Just how much does it take out of a team to have to play a seven-game playoff series? Numbers guru Nate Silver attempts to answer that question, albeit using the league -- the NBA -- that is of lesser use to a Minnesota sports fan right now. Per Silver's research:
Since the NBA went to a best-of-seven first round in 2003, teams that swept their first-round series won their second-round series 76 percent of the time. Teams that needed five games to beat their first-round opponent won the next series 60 percent of the time. But those teams that needed six games to win the first round won the second round only 34 percent of the time, and those that took the full seven games did just 36 percent of the time.

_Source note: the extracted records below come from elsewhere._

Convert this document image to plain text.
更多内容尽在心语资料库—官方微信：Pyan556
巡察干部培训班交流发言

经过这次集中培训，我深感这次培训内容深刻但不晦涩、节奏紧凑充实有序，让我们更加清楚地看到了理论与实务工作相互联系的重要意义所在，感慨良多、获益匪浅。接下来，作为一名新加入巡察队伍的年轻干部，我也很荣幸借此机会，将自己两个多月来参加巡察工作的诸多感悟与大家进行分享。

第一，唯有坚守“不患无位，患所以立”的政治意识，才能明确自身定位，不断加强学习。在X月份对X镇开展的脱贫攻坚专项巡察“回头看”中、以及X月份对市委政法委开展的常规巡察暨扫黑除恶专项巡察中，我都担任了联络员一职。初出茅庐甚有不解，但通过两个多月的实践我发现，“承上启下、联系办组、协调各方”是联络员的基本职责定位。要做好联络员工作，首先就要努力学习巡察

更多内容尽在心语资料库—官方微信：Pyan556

One may assume these results reflect selection bias: The teams that won their opening series in four or five games were presumably better, on average, than those that took longer to do so. But this is only part of the story. Suppose we look only at teams seeded No. 1 or No. 2 in their conferences. Since 2003, teams from this group that swept the first round won the second round 94 percent of the time. Those that required five games won the second around 77 percent of the time. And those that needed six games or seven games won the second round 62 percent of the time.
It stands to reason that teams that won in just four or five games were on a roll and/or better rested as they headed into those second-round matchups. What is harder to quantify is the emotional wear and tear that comes from a seven-game series.

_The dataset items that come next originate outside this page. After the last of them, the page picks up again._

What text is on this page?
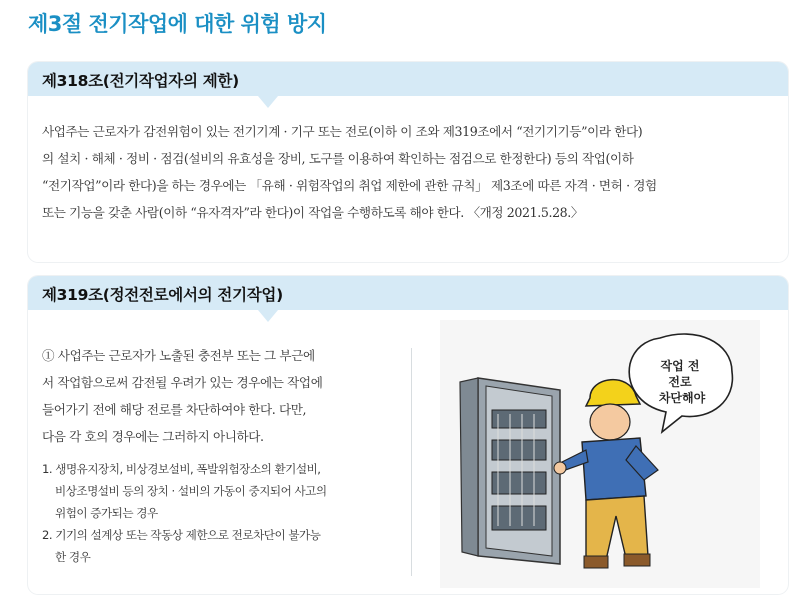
제3절 전기작업에 대한 위험 방지
제318조(전기작업자의 제한)

사업주는 근로자가 감전위험이 있는 전기기계 · 기구 또는 전로(이하 이 조와 제319조에서 “전기기기등”이라 한다)

의 설치 · 해체 · 정비 · 점검(설비의 유효성을 장비, 도구를 이용하여 확인하는 점검으로 한정한다) 등의 작업(이하

“전기작업”이라 한다)을 하는 경우에는 「유해 · 위험작업의 취업 제한에 관한 규칙」 제3조에 따른 자격 · 면허 · 경험

또는 기능을 갖춘 사람(이하 “유자격자”라 한다)이 작업을 수행하도록 해야 한다. 〈개정 2021.5.28.〉

제319조(정전전로에서의 전기작업)

① 사업주는 근로자가 노출된 충전부 또는 그 부근에

서 작업함으로써 감전될 우려가 있는 경우에는 작업에

들어가기 전에 해당 전로를 차단하여야 한다. 다만,

다음 각 호의 경우에는 그러하지 아니하다.

1. 생명유지장치, 비상경보설비, 폭발위험장소의 환기설비,

비상조명설비 등의 장치 · 설비의 가동이 중지되어 사고의

위험이 증가되는 경우

2. 기기의 설계상 또는 작동상 제한으로 전로차단이 불가능

한 경우

작업 전
전로
차단해야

How does this translate to the NHL? Well, we went back and looked at the previous five years of NHL playoffs, from 2009-13. We didn't just look at the first round, but every round leading up to the finals. Teams that needed seven games to advance were an even 11-11 in their next series -- with a handful of those matchups being a meeting between a pair of teams that had advanced from seven-game marches. Teams that swept a round 4-0 ... well, they were even worse off, going 5-6 in the next round.
Maybe the sample sizes are too small. Or maybe it just doesn't matter as much in hockey. Either way, Wild fans can take heart. At least in terms of history, this series against Chicago is far from over. In 2003, for a final piece of history, the Wild won back-to-back seven-game series. Then it was whitewashed in four games by Anaheim, but for this round anyway the point stands.